Term Vector is a representation of a text document as a vector of identifiers that can be used for similarity searches, information filtering, information retrieval, and indexing. In RavenDB the features like MoreLikeThis or text highlighting are leveraging the term vectors to accomplish their purposes.

To create an index and enable Term Vectors on a specific field we can create an index using the AbstractIndexCreationTask, then specify the term vectors there, or define our term vectors in the IndexDefinition (directly or using the IndexDefinitionBuilder).
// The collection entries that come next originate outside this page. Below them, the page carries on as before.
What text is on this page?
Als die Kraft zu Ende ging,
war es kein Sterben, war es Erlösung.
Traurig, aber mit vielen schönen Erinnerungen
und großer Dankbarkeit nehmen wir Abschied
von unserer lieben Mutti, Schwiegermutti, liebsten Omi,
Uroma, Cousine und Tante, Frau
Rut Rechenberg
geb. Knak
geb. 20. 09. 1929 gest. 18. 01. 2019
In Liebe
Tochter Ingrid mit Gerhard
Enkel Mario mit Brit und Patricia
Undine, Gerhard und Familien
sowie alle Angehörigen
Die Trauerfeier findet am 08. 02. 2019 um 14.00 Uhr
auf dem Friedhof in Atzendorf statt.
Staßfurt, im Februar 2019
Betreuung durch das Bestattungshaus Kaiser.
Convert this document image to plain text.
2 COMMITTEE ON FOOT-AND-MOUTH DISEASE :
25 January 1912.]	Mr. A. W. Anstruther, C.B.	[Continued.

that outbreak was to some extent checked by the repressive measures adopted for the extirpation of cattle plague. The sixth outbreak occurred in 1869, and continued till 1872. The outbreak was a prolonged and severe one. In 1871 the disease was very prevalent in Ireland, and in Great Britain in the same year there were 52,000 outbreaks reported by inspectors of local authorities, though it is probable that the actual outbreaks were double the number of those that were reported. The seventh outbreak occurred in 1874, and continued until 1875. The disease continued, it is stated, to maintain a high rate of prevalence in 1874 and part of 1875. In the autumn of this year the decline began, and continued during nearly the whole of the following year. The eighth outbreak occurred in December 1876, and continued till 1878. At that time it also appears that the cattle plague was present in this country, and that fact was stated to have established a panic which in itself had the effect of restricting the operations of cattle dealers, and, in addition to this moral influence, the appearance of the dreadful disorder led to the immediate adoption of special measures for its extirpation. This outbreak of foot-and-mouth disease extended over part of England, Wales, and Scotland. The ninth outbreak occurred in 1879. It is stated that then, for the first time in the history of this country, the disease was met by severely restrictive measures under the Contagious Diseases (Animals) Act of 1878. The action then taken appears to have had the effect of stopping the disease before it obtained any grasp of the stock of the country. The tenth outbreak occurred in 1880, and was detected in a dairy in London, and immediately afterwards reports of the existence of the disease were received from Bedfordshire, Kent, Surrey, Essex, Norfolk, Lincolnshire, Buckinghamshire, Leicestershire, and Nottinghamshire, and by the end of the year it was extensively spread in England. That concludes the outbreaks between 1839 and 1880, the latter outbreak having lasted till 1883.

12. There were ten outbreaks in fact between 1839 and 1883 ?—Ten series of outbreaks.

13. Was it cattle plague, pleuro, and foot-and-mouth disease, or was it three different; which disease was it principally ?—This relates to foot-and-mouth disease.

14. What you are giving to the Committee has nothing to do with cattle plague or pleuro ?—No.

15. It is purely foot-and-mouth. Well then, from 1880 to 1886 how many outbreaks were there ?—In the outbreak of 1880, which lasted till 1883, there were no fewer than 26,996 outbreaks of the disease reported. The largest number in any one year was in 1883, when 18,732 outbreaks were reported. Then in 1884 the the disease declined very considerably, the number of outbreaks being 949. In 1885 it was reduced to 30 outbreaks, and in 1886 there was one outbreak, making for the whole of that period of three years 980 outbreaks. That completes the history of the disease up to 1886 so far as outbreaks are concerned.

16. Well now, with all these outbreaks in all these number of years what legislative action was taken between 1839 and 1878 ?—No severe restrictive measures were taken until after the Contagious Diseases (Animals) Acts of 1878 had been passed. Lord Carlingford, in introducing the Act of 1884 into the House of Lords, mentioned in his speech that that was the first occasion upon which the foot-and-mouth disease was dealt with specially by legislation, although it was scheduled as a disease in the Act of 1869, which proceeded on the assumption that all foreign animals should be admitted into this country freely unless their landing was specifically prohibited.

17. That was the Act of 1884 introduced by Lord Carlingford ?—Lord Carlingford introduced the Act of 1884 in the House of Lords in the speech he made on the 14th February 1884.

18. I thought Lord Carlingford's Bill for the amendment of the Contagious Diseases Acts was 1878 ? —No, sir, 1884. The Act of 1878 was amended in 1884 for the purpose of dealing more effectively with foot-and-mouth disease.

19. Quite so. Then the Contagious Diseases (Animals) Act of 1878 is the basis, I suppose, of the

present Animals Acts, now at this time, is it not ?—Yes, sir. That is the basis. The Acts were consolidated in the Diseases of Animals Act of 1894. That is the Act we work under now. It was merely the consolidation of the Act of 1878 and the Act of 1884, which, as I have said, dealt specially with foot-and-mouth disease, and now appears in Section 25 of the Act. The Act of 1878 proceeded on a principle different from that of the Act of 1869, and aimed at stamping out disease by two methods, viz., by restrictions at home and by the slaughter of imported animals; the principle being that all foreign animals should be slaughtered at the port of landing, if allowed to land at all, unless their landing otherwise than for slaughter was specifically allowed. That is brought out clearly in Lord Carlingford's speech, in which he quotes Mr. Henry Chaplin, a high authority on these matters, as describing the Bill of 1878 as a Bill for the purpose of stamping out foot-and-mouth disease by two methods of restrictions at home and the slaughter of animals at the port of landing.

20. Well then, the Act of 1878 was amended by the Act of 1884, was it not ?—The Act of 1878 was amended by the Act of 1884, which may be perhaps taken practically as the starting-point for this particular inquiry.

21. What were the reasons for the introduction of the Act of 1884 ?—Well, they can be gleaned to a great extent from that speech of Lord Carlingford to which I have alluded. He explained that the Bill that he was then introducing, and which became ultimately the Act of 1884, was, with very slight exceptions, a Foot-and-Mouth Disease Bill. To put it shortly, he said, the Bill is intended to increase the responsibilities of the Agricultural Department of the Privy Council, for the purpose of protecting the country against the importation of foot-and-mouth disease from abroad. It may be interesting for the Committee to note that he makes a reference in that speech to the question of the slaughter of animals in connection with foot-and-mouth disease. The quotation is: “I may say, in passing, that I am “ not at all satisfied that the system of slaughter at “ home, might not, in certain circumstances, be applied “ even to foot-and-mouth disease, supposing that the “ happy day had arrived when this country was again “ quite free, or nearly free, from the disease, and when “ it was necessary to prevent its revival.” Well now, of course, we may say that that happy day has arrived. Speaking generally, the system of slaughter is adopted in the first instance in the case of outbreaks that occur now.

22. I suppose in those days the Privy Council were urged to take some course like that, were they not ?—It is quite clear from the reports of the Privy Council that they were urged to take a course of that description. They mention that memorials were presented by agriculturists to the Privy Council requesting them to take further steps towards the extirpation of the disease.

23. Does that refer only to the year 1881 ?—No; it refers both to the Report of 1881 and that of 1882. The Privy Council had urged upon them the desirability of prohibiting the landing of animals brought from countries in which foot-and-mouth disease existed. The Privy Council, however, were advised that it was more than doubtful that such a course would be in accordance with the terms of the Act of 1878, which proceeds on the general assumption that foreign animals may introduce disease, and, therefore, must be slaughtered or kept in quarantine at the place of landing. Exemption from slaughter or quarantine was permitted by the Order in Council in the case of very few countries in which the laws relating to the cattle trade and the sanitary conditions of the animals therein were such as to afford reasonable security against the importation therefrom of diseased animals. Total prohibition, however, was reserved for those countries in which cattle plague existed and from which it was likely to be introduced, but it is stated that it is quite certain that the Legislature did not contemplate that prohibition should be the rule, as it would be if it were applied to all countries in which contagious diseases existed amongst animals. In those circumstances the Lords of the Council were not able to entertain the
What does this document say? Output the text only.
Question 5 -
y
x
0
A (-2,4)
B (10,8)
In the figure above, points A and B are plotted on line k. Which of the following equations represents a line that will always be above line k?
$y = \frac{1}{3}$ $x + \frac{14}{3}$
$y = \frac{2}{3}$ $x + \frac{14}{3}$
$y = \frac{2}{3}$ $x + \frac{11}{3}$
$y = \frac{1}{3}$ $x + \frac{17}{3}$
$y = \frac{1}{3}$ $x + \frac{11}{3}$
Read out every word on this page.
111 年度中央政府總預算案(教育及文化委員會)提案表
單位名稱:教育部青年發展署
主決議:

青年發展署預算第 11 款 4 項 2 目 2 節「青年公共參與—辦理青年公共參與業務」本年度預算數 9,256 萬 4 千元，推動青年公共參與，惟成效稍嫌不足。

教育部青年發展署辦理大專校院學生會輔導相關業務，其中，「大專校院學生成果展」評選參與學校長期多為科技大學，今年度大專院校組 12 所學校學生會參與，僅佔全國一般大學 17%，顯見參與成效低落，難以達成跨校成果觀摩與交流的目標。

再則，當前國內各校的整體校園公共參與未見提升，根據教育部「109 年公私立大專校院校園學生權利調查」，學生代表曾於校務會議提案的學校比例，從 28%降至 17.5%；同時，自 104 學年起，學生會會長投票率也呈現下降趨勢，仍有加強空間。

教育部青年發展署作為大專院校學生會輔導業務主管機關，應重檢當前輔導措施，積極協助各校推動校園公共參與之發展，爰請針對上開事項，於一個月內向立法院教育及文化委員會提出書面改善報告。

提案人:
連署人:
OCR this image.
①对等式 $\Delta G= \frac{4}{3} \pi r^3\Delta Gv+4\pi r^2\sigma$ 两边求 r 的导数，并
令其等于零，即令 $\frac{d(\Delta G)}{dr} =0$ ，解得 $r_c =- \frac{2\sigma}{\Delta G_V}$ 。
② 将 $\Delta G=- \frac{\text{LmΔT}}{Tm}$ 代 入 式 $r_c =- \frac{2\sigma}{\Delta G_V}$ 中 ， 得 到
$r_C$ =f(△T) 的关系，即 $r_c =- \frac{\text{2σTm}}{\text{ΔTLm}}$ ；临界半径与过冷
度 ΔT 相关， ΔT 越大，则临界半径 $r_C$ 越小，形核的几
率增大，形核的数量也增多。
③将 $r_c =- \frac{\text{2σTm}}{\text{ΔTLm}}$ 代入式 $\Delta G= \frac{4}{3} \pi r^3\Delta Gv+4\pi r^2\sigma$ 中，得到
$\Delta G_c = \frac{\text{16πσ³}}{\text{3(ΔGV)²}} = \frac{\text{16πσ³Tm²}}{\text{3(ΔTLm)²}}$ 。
public class BlogPosts_ByTagsAndContent : AbstractIndexCreationTask<BlogPost>
{
	public BlogPosts_ByTagsAndContent()
	{
		Map = users => from doc in users
				select new
				{
					doc.Tags,
					doc.Content
				};

		Indexes.Add(x => x.Content, FieldIndexing.Analyzed);
		TermVectors.Add(x => x.Content, FieldTermVector.WithPositionsAndOffsets);
	}
}
store
	.DatabaseCommands
	.PutIndex(
		"BlogPosts/ByTagsAndContent",
		new IndexDefinitionBuilder<BlogPost>
		{
			Map = users => from doc in users
					select new
					{
						doc.Tags,
						doc.Content
					},
			Indexes =
			{
				{ x => x.Content, FieldIndexing.Analyzed }
			},
			TermVectors =
			{
				{ x => x.Content, FieldTermVector.WithPositionsAndOffsets }
			}
		});

The available Term Vector options are:

public enum FieldTermVector
{
	/// <summary>
	/// Do not store term vectors
	/// </summary>
	No,

	/// <summary>
	/// Store the term vectors of each document. A term vector is a list of the document's
	/// terms and their number of occurrences in that document.
	/// </summary>
	Yes,

	/// <summary>
	/// Store the term vector + token position information
	/// </summary>
	WithPositions,

	/// <summary>
	/// Store the term vector + Token offset information
	/// </summary>
	WithOffsets,

	/// <summary>
	/// Store the term vector + Token position and offset information
	/// </summary>
	WithPositionsAndOffsets
}